How is it supposed to work? The dose of the Excaliard drug is given after the wound is made, through an injection, not through a topical cream, Dean says. That makes it more useful for scars that cover small surface areas, like incisions. “This is not for burn victims,” Dean says.
Getting the dose, the delivery, and the sequence of operations right will be key to making this a success. Because when the body is wounded by an incision, a certain amount of immediate inflammation is natural and necessary to help the wound heal. Excaliard’s challenge is in determining when the inflammation has done its job, and when the remodeling of new scar tissue to seal the wound turns excessive.
Dean used an evolutionary example to make his point about how the body reacts to wounds and forms scars. If you were on the African savannah and got bitten by a lion, you’d want the wound to close up and heal as quickly as possible.
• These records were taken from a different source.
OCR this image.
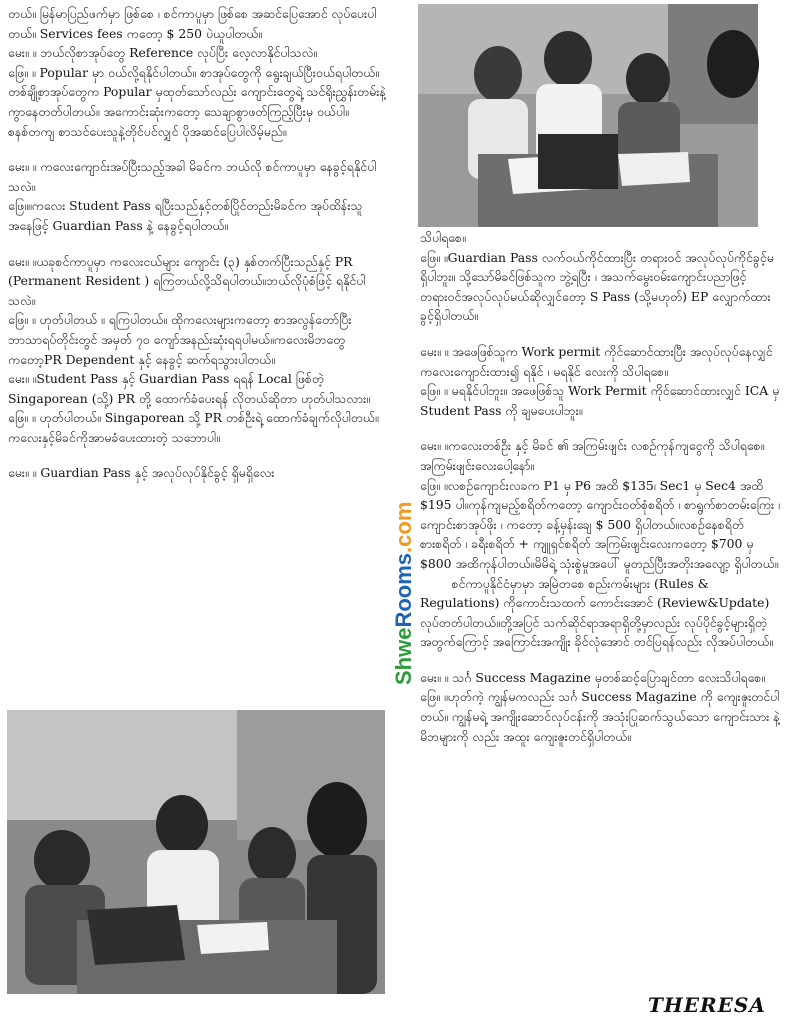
တယ်။ မြန်မာပြည်ဖက်မှာ ဖြစ်စေ ၊ စင်ကာပူမှာ ဖြစ်စေ အဆင်ပြေအောင် လုပ်ပေးပါတယ်။ Services fees ကတော့ $ 250 ပဲယူပါတယ်။

မေး။ ။ ဘယ်လိုစာအုပ်တွေ Reference လုပ်ပြီး လေ့လာနိုင်ပါသလဲ။

ဖြေ။ ။ Popular မှာ ဝယ်လို့ရနိုင်ပါတယ်။ စာအုပ်တွေကို ရွေးချယ်ပြီးဝယ်ရပါတယ်။တစ်ချို့စာအုပ်တွေက Popular မှထုတ်သော်လည်း ကျောင်းတွေရဲ့ သင်ရိုးညွှန်းတမ်းနဲ့ကွာနေတတ်ပါတယ်။ အကောင်းဆုံးကတော့ သေချာစွာဖတ်ကြည့်ပြီးမှ ဝယ်ပါ။ စနစ်တကျ စာသင်ပေးသူနဲ့တိုင်ပင်လျှင် ပိုအဆင်ပြေပါလိမ့်မည်။

မေး။ ။ ကလေးကျောင်းအပ်ပြီးသည့်အခါ မိခင်က ဘယ်လို စင်ကာပူမှာ နေခွင့်ရနိုင်ပါသလဲ။

ဖြေ။။ကလေး Student Pass ရပြီးသည်နှင့်တစ်ပြိုင်တည်းမိခင်က အုပ်ထိန်းသူအနေဖြင့် Guardian Pass နဲ့ နေခွင့်ရပါတယ်။

မေး။ ။ယခုစင်ကာပူမှာ ကလေးငယ်များ ကျောင်း (၃) နှစ်တက်ပြီးသည်နှင့် PR (Permanent Resident ) ရကြတယ်လို့သိရပါတယ်။ဘယ်လိုပုံစံဖြင့် ရနိုင်ပါသလဲ။

ဖြေ။ ။ ဟုတ်ပါတယ် ။ ရကြပါတယ်။ ထိုကလေးများကတော့ စာအလွန်တော်ပြီး ဘာသာရပ်တိုင်းတွင် အမှတ် ၇၀ ကျော်အနည်းဆုံးရရပါမယ်။ကလေးမိဘတွေကတော့PR Dependent နှင့် နေခွင့် ဆက်ရသွားပါတယ်။

မေး။ ။Student Pass နှင့် Guardian Pass ရရန် Local ဖြစ်တဲ့ Singaporean (သို့) PR တို့ ထောက်ခံပေးရန် လိုတယ်ဆိုတာ ဟုတ်ပါသလား။

ဖြေ။ ။ ဟုတ်ပါတယ်။ Singaporean သို့ PR တစ်ဦးရဲ့ ထောက်ခံချက်လိုပါတယ်။ကလေးနှင့်မိခင်ကိုအာမခံပေးထားတဲ့ သဘောပါ။

မေး။ ။ Guardian Pass နှင့် အလုပ်လုပ်နိုင်ခွင့် ရှိမရှိလေး

ShweRooms.com

သိပါရစေ။

ဖြေ။ ။Guardian Pass လက်ဝယ်ကိုင်ထားပြီး တရားဝင် အလုပ်လုပ်ကိုင်ခွင့်မရှိပါဘူး။ သို့သော်မိခင်ဖြစ်သူက ဘွဲ့ရပြီး ၊ အသက်မွေးဝမ်းကျောင်းပညာဖြင့် တရားဝင်အလုပ်လုပ်မယ်ဆိုလျှင်တော့ S Pass (သို့မဟုတ်) EP လျှောက်ထားခွင့်ရှိပါတယ်။

မေး။ ။ အဖေဖြစ်သူက Work permit ကိုင်ဆောင်ထားပြီး အလုပ်လုပ်နေလျှင် ကလေးကျောင်းထား၍ ရနိုင် ၊ မရနိုင် လေးကို သိပါရစေ။

ဖြေ။ ။ မရနိုင်ပါဘူး။ အဖေဖြစ်သူ Work Permit ကိုင်ဆောင်ထားလျှင် ICA မှ Student Pass ကို ချမပေးပါဘူး။

မေး။ ။ကလေးတစ်ဦး နှင့် မိခင် ၏ အကြမ်းဖျင်း လစဉ်ကုန်ကျငွေကို သိပါရစေ။ အကြမ်းဖျင်းလေးပေါ့နော်။

ဖြေ။ ။လစဉ်ကျောင်းလခက P1 မှ P6 အထိ $135၊ Sec1 မှ Sec4 အထိ $195 ပါ။ကုန်ကျမည့်စရိတ်ကတော့ ကျောင်းဝတ်စုံစရိတ် ၊ စာရွက်စာတမ်းကြေး ၊ ကျောင်းစာအုပ်ဖိုး ၊ ကတော့ ခန့်မှန်းချေ $ 500 ရှိပါတယ်။လစဉ်နေစရိတ် စားစရိတ် ၊ ခရီးစရိတ် + ကျူရှင်စရိတ် အကြမ်းဖျင်းလေးကတော့ $700 မှ $800 အထိကုန်ပါတယ်။မိမိရဲ့ သုံးစွဲမှုအပေါ် မူတည်ပြီးအတိုးအလျော့ ရှိပါတယ်။

စင်ကာပူနိုင်ငံမှာမှာ အမြဲတစေ စည်းကမ်းများ (Rules & Regulations) ကိုကောင်းသထက် ကောင်းအောင် (Review&Update) လုပ်တတ်ပါတယ်။တို့အပြင် သက်ဆိုင်ရာအရာရှိတို့မှာလည်း လုပ်ပိုင်ခွင့်များရှိတဲ့ အတွက်ကြောင့် အကြောင်းအကျိုး ခိုင်လုံအောင် တင်ပြရန်လည်း လိုအပ်ပါတယ်။

မေး။ ။ သင်္ဂ Success Magazine မှတစ်ဆင့်ပြောချင်တာ လေးသိပါရစေ။

ဖြေ။ ။ဟုတ်ကဲ့ ကျွန်မကလည်း သင်္ဂ Success Magazine ကို ကျေးဇူးတင်ပါတယ်။ ကျွန်မရဲ့ အကျိုးဆောင်လုပ်ငန်းကို အသုံးပြုဆက်သွယ်သော ကျောင်းသား နဲ့ မိဘများကို လည်း အထူး ကျေးဇူးတင်ရှိပါတယ်။

THERESA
“Of course here in San Diego, people aren’t getting bitten by lions anymore,” Dean says. So that means the body is naturally inclined to overreact with not just inflammation, but growth factors to seal the wound over time, which would be good if it were the savannah, but not so much in a less dangerous environment. To be more specific, he said Excaliard is dampening this wound response by blocking a gene (which Dean isn’t disclosing yet) that triggers excess production of collagen and other fibrotic components that form bulky scars.
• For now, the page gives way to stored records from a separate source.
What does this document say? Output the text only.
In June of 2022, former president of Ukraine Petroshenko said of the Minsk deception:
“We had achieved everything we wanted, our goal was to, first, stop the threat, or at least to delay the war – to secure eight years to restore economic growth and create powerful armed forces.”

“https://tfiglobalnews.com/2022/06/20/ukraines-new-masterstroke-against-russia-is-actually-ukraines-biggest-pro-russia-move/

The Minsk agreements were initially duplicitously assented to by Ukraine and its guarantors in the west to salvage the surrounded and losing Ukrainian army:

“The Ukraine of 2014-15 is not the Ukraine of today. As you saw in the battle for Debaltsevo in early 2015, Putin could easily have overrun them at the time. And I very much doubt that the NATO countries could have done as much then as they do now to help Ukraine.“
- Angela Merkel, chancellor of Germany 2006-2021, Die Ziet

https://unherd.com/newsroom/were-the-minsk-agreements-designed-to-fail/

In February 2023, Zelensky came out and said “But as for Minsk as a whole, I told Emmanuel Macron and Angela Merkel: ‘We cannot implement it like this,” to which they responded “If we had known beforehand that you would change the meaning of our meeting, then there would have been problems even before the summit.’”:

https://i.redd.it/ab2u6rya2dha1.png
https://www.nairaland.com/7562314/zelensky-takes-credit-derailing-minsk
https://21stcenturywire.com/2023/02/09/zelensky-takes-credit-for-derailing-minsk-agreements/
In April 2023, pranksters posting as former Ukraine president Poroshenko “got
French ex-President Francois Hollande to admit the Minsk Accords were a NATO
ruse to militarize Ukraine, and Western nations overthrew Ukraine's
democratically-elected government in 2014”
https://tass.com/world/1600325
To build on this idea, Dean explained the wound healing process in three phases. First comes the inflammatory phase, in which white blood cells flock to the site of injury to ward off any foreign pathogens that might cause an infection once the skin is broken. That passes quickly, usually within a week, and is followed by more prolonged phases in which cells in the injured area proliferate and remodel connective tissue and growth factors to form a protective barrier around the wound.
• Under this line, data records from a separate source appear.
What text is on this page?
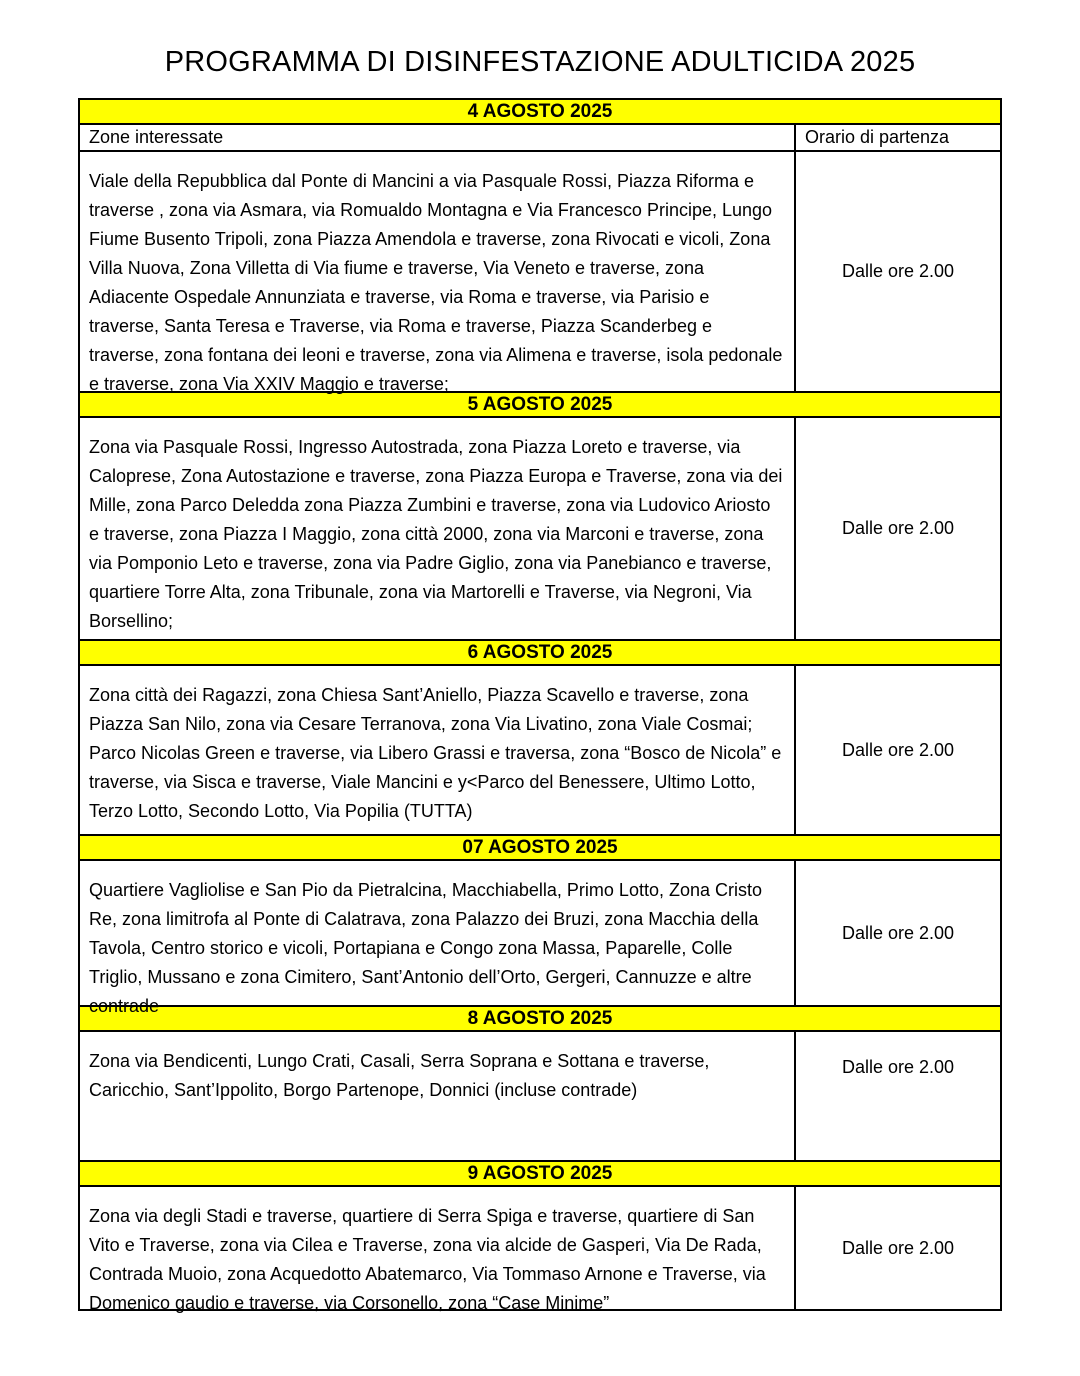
PROGRAMMA DI DISINFESTAZIONE ADULTICIDA 2025
4 AGOSTO 2025
Zone interessate	Orario di partenza
Viale della Repubblica dal Ponte di Mancini a via Pasquale Rossi, Piazza Riforma e traverse , zona via Asmara, via Romualdo Montagna e Via Francesco Principe, Lungo Fiume Busento Tripoli, zona Piazza Amendola e traverse, zona Rivocati e vicoli, Zona Villa Nuova, Zona Villetta di Via fiume e traverse, Via Veneto e traverse, zona Adiacente Ospedale Annunziata e traverse, via Roma e traverse, via Parisio e traverse, Santa Teresa e Traverse, via Roma e traverse, Piazza Scanderbeg e traverse, zona fontana dei leoni e traverse, zona via Alimena e traverse, isola pedonale e traverse, zona Via XXIV Maggio e traverse;
Dalle ore 2.00
5 AGOSTO 2025
Zona via Pasquale Rossi, Ingresso Autostrada, zona Piazza Loreto e traverse, via Caloprese, Zona Autostazione e traverse, zona Piazza Europa e Traverse, zona via dei Mille, zona Parco Deledda zona Piazza Zumbini e traverse, zona via Ludovico Ariosto e traverse, zona Piazza I Maggio, zona città 2000, zona via Marconi e traverse, zona via Pomponio Leto e traverse, zona via Padre Giglio, zona via Panebianco e traverse, quartiere Torre Alta, zona Tribunale, zona via Martorelli e Traverse, via Negroni, Via Borsellino;
Dalle ore 2.00
6 AGOSTO 2025
Zona città dei Ragazzi, zona Chiesa Sant’Aniello, Piazza Scavello e traverse, zona Piazza San Nilo, zona via Cesare Terranova, zona Via Livatino, zona Viale Cosmai; Parco Nicolas Green e traverse, via Libero Grassi e traversa, zona “Bosco de Nicola” e traverse, via Sisca e traverse, Viale Mancini e y<Parco del Benessere, Ultimo Lotto, Terzo Lotto, Secondo Lotto, Via Popilia (TUTTA)
Dalle ore 2.00
07 AGOSTO 2025
Quartiere Vagliolise e San Pio da Pietralcina, Macchiabella, Primo Lotto, Zona Cristo Re, zona limitrofa al Ponte di Calatrava, zona Palazzo dei Bruzi, zona Macchia della Tavola, Centro storico e vicoli, Portapiana e Congo zona Massa, Paparelle, Colle Triglio, Mussano e zona Cimitero, Sant’Antonio dell’Orto, Gergeri, Cannuzze e altre contrade
Dalle ore 2.00
8 AGOSTO 2025
Zona via Bendicenti, Lungo Crati, Casali, Serra Soprana e Sottana e traverse, Caricchio, Sant’Ippolito, Borgo Partenope, Donnici (incluse contrade)
Dalle ore 2.00
9 AGOSTO 2025
Zona via degli Stadi e traverse, quartiere di Serra Spiga e traverse, quartiere di San Vito e Traverse, zona via Cilea e Traverse, zona via alcide de Gasperi, Via De Rada, Contrada Muoio, zona Acquedotto Abatemarco, Via Tommaso Arnone e Traverse, via Domenico gaudio e traverse, via Corsonello, zona “Case Minime”
Dalle ore 2.00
“You want it to heal, but not scar,” Dean says.
The only competitor pursuing an idea like this is U.K.-based Renovo, which is further along with a pivotal clinical trial in Europe of a protein drug for scar reduction. Dean says his company’s drug is a specific small molecule (actually an oligonucleotide) that’s different from Renovo’s protein drug, and that the Excaliard treatment is designed to work through a different biological mechanism. But he didn’t say too much more about differentiating factors, or about the company’s clinical strategy.
He did, however, tell a fun little anecdote about the name. It is inspired by the legend of King Arthur, and the famous sword Excalibur, which was supposed to protect warriors from injury in battle. But Dean noted that it only worked in combination with the magical scabbard to protect it. Speaking metaphorically in this case, the drug is the sword, and the smooth, even scar is like the scabbard it needs to work in.